Passt die Persönlichkeit des Lehrers zur Persönlichkeit Ihres Kindes? Denken Sie daran, dass dies eine Entscheidung ist! In der Schule müssen sich die Kinder an den ihnen zugewiesenen Lehrer anpassen, und das ist auch gut so. Sie lernen, mit verschiedenen Persönlichkeiten zurechtzukommen, aber das Klavierspiel ist eine außerschulische Aktivität und sollte eine angenehme sein, auf die sie sich freuen.

4. Zeitplan: Kinder können leicht von einem zu vollen Terminkalender überwältigt werden. Als Erwachsene haben wir selbst schon die Erfahrung gemacht, dass Überlastung kontraproduktiv ist! Es ist sehr ratsam, die Aktivitäten zu begrenzen, damit die Kinder nicht in zu viele Richtungen gezogen werden. Ich habe bei meinen eigenen Kindern und Schülern die Erfahrung gemacht, dass ein schriftlich festgelegter Tagesplan dazu beiträgt, dass alles erledigt wird und es keine Ausreden mehr gibt, wenn man das Üben vergisst.

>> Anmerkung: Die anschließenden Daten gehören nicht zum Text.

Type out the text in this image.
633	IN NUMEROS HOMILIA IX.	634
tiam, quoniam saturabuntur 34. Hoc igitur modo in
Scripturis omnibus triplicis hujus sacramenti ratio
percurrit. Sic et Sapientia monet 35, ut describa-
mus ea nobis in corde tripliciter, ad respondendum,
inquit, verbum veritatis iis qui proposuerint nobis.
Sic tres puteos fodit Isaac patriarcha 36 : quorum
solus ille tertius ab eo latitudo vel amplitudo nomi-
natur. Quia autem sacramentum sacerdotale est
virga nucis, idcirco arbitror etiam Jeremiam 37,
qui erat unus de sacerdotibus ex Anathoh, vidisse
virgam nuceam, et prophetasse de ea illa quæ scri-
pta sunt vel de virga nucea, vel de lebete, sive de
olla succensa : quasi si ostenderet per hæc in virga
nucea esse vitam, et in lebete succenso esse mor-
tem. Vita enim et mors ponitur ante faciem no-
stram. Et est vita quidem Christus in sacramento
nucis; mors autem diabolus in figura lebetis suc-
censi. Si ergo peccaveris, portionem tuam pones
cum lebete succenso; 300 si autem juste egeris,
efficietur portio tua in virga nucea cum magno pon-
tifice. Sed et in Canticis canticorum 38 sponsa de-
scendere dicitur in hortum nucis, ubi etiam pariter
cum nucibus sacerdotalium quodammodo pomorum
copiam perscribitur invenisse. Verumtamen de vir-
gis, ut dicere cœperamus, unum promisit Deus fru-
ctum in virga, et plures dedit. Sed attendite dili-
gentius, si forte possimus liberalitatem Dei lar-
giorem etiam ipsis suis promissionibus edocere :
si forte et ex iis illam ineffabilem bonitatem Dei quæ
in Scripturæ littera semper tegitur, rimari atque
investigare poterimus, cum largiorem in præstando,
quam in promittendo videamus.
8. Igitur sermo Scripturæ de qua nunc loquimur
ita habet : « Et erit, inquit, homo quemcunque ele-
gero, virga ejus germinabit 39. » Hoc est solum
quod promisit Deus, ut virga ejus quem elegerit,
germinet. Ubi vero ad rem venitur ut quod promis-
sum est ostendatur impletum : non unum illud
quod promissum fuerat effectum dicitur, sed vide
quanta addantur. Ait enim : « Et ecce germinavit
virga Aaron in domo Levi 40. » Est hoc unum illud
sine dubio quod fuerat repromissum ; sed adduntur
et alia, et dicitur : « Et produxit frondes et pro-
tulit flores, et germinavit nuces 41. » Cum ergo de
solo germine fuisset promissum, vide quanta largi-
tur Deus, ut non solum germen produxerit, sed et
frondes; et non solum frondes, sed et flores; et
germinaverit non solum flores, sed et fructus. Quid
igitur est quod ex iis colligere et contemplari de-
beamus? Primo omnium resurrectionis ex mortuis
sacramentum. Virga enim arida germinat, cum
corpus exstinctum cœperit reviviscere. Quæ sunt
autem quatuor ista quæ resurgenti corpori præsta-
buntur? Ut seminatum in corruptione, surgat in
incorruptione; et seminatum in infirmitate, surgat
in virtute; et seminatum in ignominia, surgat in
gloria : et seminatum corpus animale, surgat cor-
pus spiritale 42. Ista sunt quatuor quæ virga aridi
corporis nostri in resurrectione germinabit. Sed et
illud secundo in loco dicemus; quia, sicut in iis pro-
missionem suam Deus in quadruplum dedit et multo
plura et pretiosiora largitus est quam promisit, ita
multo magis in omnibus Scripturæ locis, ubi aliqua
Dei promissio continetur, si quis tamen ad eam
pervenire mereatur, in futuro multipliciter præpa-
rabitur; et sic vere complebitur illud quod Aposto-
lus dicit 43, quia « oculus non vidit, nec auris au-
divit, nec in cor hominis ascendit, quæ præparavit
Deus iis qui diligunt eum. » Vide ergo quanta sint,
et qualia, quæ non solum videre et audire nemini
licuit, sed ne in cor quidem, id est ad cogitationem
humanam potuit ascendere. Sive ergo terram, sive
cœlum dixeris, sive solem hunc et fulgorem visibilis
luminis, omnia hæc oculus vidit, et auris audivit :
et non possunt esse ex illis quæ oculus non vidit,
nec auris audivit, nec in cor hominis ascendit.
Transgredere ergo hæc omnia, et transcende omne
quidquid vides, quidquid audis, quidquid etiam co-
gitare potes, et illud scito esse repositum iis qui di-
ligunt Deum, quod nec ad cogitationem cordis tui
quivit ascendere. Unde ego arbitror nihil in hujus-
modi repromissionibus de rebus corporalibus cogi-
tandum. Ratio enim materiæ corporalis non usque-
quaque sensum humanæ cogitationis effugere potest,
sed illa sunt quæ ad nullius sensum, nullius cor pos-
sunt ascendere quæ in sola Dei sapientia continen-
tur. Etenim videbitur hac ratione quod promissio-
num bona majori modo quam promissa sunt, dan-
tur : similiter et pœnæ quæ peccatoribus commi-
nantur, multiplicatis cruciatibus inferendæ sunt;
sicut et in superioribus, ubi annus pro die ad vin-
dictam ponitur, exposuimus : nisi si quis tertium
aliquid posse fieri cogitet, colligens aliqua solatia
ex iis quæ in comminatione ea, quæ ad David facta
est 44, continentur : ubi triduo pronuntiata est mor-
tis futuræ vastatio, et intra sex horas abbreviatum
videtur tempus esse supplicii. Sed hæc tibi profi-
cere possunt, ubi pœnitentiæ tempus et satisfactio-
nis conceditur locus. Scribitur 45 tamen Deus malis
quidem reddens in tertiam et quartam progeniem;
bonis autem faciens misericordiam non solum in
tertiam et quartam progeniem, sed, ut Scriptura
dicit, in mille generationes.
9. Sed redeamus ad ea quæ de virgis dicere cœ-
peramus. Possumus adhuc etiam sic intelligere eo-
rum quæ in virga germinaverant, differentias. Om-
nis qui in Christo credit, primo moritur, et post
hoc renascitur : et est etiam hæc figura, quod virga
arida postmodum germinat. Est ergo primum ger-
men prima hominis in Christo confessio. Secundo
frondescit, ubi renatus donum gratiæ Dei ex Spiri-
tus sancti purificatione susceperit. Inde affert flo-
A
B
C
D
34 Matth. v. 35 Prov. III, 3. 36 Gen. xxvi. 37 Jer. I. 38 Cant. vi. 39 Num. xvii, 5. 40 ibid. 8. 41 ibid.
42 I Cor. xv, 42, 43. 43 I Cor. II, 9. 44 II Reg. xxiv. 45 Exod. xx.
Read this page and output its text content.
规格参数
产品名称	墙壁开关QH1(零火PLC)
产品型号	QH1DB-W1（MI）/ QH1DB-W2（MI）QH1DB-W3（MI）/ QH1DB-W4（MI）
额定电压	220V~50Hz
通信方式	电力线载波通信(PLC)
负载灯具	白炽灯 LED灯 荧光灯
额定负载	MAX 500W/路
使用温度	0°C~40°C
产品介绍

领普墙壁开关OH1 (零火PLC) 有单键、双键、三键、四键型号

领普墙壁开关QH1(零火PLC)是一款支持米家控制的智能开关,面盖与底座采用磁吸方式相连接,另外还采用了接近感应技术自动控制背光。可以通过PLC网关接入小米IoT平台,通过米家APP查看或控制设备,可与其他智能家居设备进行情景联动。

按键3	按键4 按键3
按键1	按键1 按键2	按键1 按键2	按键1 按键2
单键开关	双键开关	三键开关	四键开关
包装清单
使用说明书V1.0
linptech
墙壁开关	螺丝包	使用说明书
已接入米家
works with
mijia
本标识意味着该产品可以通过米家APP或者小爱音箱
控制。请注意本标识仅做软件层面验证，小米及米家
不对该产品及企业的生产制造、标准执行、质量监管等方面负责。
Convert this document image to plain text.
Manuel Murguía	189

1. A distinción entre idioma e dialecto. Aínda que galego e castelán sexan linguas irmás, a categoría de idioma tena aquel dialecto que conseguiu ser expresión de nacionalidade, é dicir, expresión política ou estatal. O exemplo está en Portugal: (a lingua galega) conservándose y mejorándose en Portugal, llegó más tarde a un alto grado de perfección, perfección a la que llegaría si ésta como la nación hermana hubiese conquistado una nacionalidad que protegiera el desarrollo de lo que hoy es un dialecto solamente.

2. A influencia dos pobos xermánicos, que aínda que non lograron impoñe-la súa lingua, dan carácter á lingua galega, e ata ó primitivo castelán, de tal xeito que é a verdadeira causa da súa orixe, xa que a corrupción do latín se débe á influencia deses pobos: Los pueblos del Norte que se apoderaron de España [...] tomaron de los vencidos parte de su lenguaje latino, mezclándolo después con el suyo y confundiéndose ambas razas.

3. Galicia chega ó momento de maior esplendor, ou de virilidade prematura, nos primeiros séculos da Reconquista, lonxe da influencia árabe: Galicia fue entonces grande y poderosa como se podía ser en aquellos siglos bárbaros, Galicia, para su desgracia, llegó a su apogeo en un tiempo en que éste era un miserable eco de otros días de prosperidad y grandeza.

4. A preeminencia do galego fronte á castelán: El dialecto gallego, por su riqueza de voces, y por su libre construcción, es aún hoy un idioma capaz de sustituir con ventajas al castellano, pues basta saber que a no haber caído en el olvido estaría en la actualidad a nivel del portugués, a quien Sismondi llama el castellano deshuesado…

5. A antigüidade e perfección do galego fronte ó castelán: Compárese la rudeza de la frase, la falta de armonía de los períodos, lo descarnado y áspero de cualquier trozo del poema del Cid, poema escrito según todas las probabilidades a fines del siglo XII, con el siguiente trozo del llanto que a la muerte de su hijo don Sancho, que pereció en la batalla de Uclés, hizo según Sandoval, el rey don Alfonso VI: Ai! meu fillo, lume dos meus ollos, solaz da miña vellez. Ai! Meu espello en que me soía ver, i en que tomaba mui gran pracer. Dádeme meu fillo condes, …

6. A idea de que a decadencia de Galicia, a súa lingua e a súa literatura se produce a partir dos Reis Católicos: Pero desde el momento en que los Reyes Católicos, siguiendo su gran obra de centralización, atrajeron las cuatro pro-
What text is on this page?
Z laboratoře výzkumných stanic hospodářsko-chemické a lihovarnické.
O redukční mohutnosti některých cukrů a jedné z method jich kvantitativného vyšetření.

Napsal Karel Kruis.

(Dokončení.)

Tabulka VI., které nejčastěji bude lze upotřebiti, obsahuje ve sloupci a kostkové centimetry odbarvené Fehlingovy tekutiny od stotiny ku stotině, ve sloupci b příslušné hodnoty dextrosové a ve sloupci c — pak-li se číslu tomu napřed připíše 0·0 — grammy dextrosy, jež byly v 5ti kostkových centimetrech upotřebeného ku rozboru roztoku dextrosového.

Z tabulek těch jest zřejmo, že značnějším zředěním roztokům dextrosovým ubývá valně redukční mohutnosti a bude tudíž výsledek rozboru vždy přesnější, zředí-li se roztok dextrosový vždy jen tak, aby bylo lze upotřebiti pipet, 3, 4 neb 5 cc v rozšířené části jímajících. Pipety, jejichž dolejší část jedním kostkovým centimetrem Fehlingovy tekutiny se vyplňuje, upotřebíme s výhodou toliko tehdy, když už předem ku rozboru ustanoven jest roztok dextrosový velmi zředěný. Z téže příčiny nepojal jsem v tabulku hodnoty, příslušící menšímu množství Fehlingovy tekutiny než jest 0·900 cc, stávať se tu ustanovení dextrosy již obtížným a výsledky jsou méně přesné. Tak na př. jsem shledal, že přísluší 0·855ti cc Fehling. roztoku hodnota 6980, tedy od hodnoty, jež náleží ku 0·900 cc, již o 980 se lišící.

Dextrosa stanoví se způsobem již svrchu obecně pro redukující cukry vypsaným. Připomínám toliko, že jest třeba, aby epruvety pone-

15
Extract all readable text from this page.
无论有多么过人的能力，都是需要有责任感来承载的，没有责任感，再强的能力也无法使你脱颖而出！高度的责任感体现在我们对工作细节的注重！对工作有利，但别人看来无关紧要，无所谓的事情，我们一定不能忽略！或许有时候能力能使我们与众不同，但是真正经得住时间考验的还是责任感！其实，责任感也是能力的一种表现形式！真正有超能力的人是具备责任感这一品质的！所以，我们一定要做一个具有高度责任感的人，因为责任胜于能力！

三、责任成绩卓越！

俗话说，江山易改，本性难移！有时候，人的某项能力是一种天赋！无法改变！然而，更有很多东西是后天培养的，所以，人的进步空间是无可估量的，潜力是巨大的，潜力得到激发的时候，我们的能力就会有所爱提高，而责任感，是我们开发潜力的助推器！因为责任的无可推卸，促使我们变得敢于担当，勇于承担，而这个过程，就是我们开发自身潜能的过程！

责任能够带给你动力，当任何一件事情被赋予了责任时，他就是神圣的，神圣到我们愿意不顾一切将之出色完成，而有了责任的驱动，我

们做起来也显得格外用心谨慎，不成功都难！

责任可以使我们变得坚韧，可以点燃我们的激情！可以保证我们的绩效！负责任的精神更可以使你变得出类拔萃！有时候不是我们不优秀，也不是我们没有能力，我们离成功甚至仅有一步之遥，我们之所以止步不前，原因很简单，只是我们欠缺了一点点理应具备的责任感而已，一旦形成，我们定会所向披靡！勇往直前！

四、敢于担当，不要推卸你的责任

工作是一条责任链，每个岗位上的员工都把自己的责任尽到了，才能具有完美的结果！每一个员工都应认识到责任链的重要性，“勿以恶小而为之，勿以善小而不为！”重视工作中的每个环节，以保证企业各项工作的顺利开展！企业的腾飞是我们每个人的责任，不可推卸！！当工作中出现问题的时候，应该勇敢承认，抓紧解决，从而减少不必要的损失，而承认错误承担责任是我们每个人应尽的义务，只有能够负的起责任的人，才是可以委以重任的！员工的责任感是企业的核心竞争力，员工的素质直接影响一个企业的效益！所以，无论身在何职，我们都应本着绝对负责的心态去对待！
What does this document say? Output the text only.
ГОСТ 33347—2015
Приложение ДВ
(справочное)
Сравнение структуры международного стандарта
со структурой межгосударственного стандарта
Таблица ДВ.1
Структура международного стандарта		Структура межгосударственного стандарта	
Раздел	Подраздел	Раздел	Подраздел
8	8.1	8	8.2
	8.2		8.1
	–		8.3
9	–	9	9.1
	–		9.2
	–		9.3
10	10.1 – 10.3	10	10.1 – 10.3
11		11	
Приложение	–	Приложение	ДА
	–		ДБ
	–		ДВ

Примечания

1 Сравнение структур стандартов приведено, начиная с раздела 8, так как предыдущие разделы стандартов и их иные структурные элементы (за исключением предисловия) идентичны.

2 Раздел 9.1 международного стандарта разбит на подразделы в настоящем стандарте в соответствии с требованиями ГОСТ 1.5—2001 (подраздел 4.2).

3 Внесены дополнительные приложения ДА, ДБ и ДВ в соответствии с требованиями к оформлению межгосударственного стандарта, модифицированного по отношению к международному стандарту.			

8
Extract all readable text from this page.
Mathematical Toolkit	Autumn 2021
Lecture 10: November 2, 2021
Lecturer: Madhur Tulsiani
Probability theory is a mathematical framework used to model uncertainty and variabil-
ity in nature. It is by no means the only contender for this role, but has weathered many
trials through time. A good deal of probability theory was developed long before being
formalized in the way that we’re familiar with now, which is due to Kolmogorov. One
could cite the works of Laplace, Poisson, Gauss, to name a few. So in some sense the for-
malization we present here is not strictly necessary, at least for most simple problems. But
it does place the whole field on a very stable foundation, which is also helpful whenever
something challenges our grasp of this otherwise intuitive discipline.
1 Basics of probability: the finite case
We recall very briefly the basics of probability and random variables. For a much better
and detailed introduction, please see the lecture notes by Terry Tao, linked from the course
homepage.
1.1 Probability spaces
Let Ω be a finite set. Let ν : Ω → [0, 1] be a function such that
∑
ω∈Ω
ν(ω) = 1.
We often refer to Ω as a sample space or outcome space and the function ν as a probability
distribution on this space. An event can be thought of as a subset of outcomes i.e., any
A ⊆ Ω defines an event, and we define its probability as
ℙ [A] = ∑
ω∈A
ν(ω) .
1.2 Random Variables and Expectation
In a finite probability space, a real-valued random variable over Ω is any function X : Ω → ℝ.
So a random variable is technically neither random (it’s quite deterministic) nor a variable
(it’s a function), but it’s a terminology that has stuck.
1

5. Hingabe: Sobald ein Zeitplan aufgestellt ist, wird das Klavierüben zur täglichen Routine. Nach einer Weile wird der Schüler nicht mehr so “besorgt” über die Zeit sein, sondern die vom Lehrer gesetzten Ziele erreichen wollen. Der Schüler braucht Hingabe, um vom mechanischen zum musikalischen Handwerk zu gelangen. Ermutigen Sie sie, eine breite Palette von Stilen und Genres zu hören, damit sie ihren eigenen Musikgeschmack entwickeln können. In einem frühen Stadium kann das Engagement eines Schülers durch die Teilnahme an Konzerten gefördert werden. Es erfordert Fleiß und Hingabe, um das Klavierspiel zu einem schönen Handwerk zu machen.